Step 1: Understanding the Concept:
Let \( P(x_1, y_1) \) be any point on the ellipse.
Let \( Q(h, k) \) be the midpoint of the segment joining \( A(-3, -5) \) and \( P(x_1, y_1) \).
We express \( x_1, y_1 \) in terms of \( h, k \) and substitute into the ellipse equation.
Step 2: Key Formula or Approach:
Midpoint formula: \( h = \frac{x_1 - 3}{2}, k = \frac{y_1 - 5}{2} \).
Step 3: Detailed Explanation:
From midpoint equations:
\( x_1 = 2h + 3 \)
\( y_1 = 2k + 5 \)
Since \( (x_1, y_1) \) lies on the ellipse \( \frac{x^2}{4} + \frac{y^2}{9} = 1 \):
\[ \frac{(2h + 3)^2}{4} + \frac{(2k + 5)^2}{9} = 1 \]
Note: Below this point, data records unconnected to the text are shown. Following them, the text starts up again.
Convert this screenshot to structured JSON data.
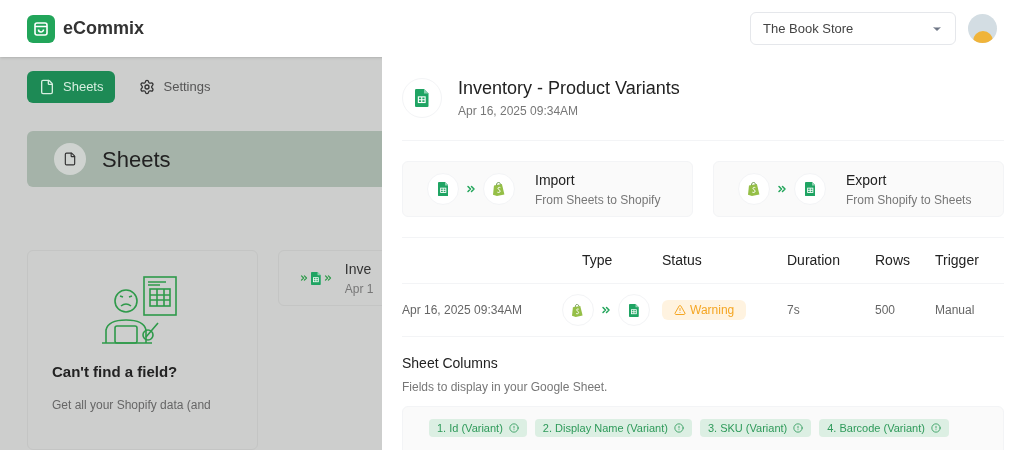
{
  "app": {
    "name": "eCommix"
  },
  "store_select": {
    "value": "The Book Store"
  },
  "nav_tabs": [
    {
      "label": "Sheets",
      "selected": true
    },
    {
      "label": "Settings",
      "selected": false
    }
  ],
  "banner": {
    "title": "Sheets"
  },
  "help_card": {
    "title": "Can't find a field?",
    "text": "Get all your Shopify data (and"
  },
  "sheet_card": {
    "title": "Inve",
    "date": "Apr 1"
  },
  "drawer": {
    "title": "Inventory - Product Variants",
    "date": "Apr 16, 2025 09:34AM",
    "directions": [
      {
        "kind": "import",
        "title": "Import",
        "subtitle": "From Sheets to Shopify"
      },
      {
        "kind": "export",
        "title": "Export",
        "subtitle": "From Shopify to Sheets"
      }
    ],
    "table": {
      "columns": [
        "Type",
        "Status",
        "Duration",
        "Rows",
        "Trigger"
      ],
      "rows": [
        {
          "date": "Apr 16, 2025 09:34AM",
          "kind": "export",
          "status": {
            "kind": "warning",
            "label": "Warning"
          },
          "duration": "7s",
          "rows": "500",
          "trigger": "Manual"
        }
      ]
    },
    "sheet_columns": {
      "title": "Sheet Columns",
      "subtitle": "Fields to display in your Google Sheet.",
      "chips": [
        "1. Id (Variant)",
        "2. Display Name (Variant)",
        "3. SKU (Variant)",
        "4. Barcode (Variant)"
      ]
    }
  }
}
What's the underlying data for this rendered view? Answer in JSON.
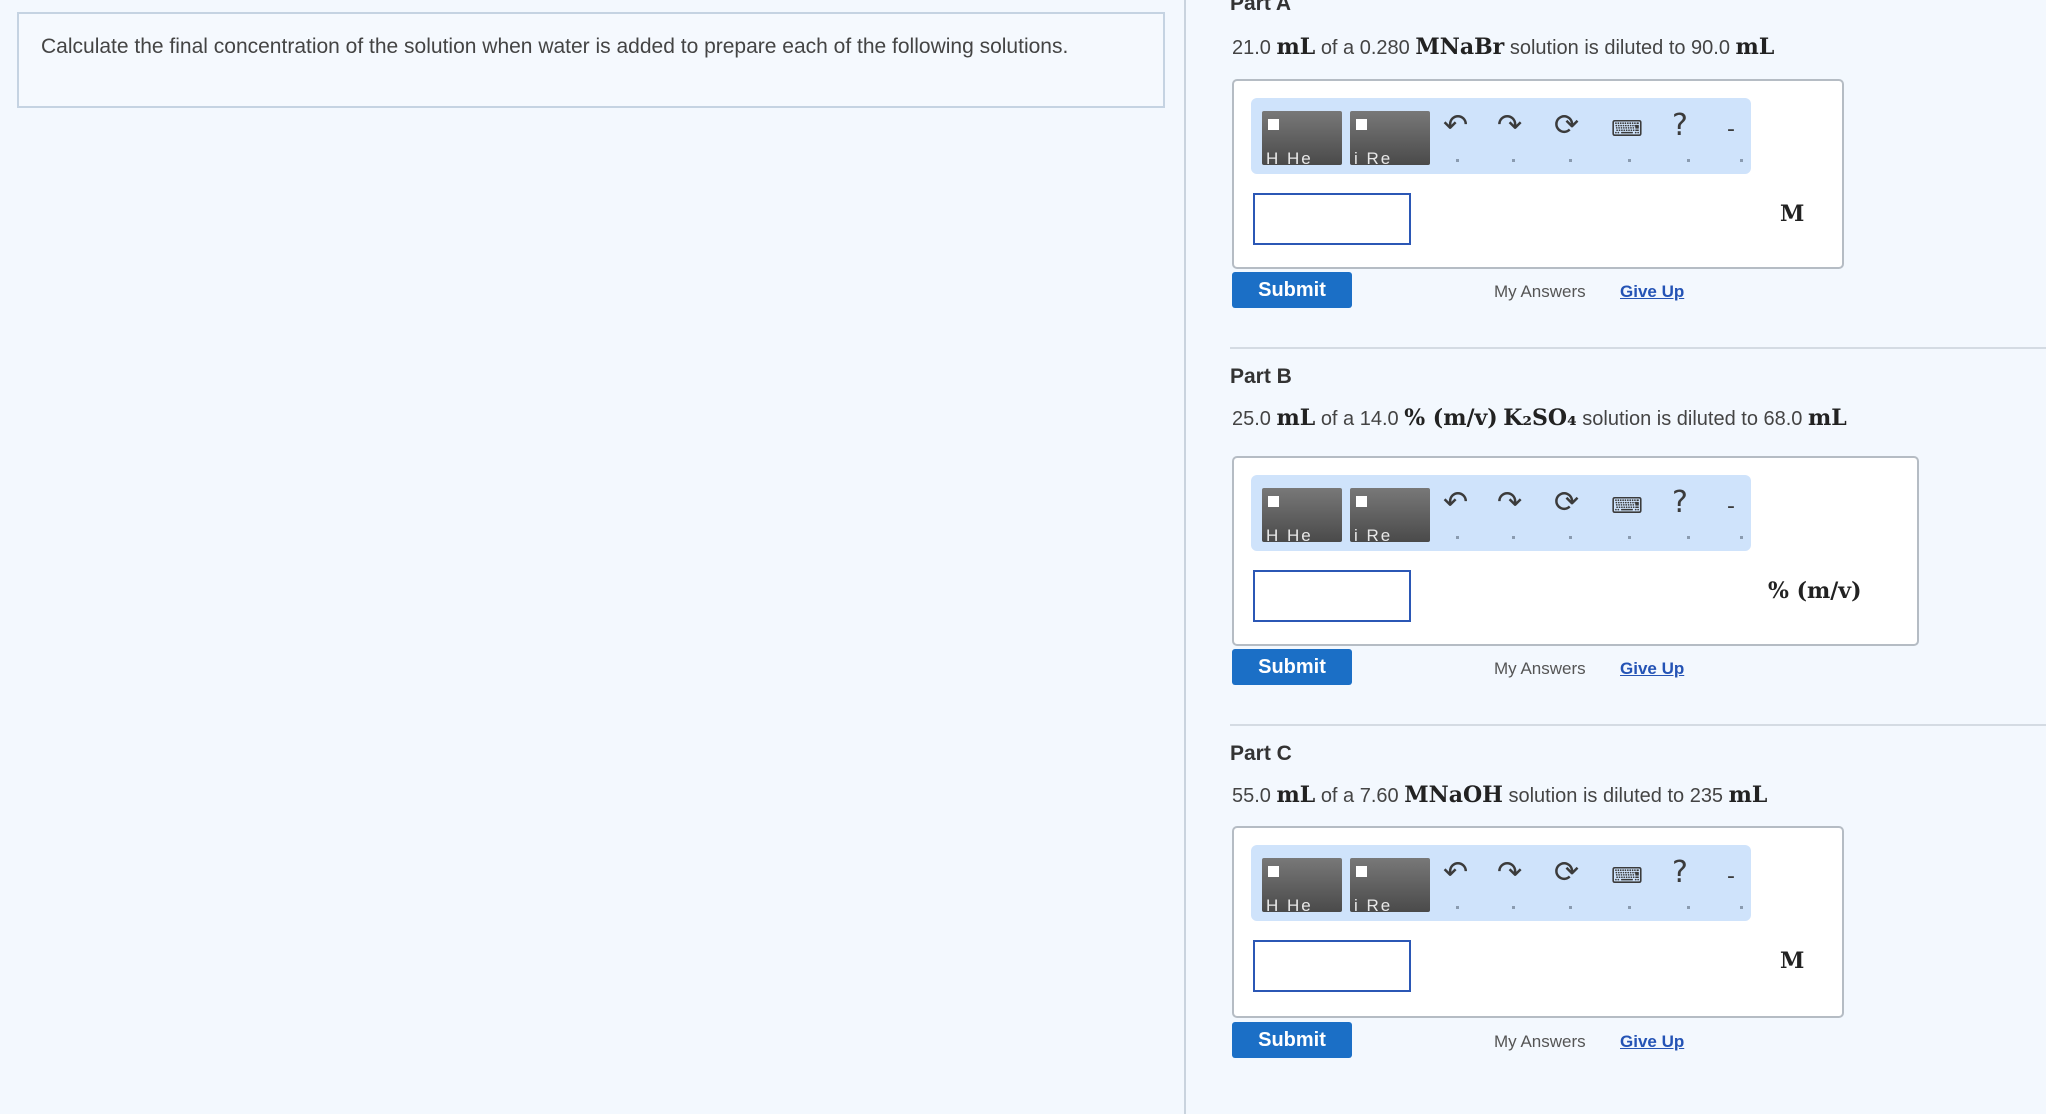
{
  "intro": {
    "text": "Calculate the final concentration of the solution when water is added to prepare each of the following solutions."
  },
  "toolbar": {
    "template1_label": "H He",
    "template2_label": "i Re",
    "undo_icon": "↶",
    "redo_icon": "↷",
    "reset_icon": "⟳",
    "keyboard_icon": "⌨",
    "help_icon": "?"
  },
  "common": {
    "submit_label": "Submit",
    "my_answers_label": "My Answers",
    "give_up_label": "Give Up"
  },
  "parts": [
    {
      "title": "Part A",
      "q_vol1": "21.0",
      "q_unit1": "mL",
      "q_mid": "of a 0.280",
      "q_conc_unit": "M",
      "q_solute": "NaBr",
      "q_end": "solution is diluted to 90.0",
      "q_unit2": "mL",
      "answer_value": "",
      "answer_unit": "M"
    },
    {
      "title": "Part B",
      "q_vol1": "25.0",
      "q_unit1": "mL",
      "q_mid": "of a 14.0",
      "q_conc_unit": "% (m/v)",
      "q_solute": "K₂SO₄",
      "q_end": "solution is diluted to 68.0",
      "q_unit2": "mL",
      "answer_value": "",
      "answer_unit": "% (m/v)"
    },
    {
      "title": "Part C",
      "q_vol1": "55.0",
      "q_unit1": "mL",
      "q_mid": "of a 7.60",
      "q_conc_unit": "M",
      "q_solute": "NaOH",
      "q_end": "solution is diluted to 235",
      "q_unit2": "mL",
      "answer_value": "",
      "answer_unit": "M"
    }
  ]
}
Multiplying the entire equation by 36:
\[ 9(2h + 3)^2 + 4(2k + 5)^2 = 36 \]
\[ 9(4h^2 + 12h + 9) + 4(4k^2 + 20k + 25) = 36 \]
\[ 36h^2 + 108h + 81 + 16k^2 + 80k + 100 = 36 \]
\[ 36h^2 + 16k^2 + 108h + 80k + 181 - 36 = 0 \]
\[ 36h^2 + 16k^2 + 108h + 80k + 145 = 0 \]
Replacing \( (h, k) \) with \( (x, y) \):
\[ 36x^2 + 16y^2 + 108x + 80y + 145 = 0 \]
Step 4: Final Answer:
The locus is \( 36x^2 + 16y^2 + 108x + 80y + 145 = 0 \).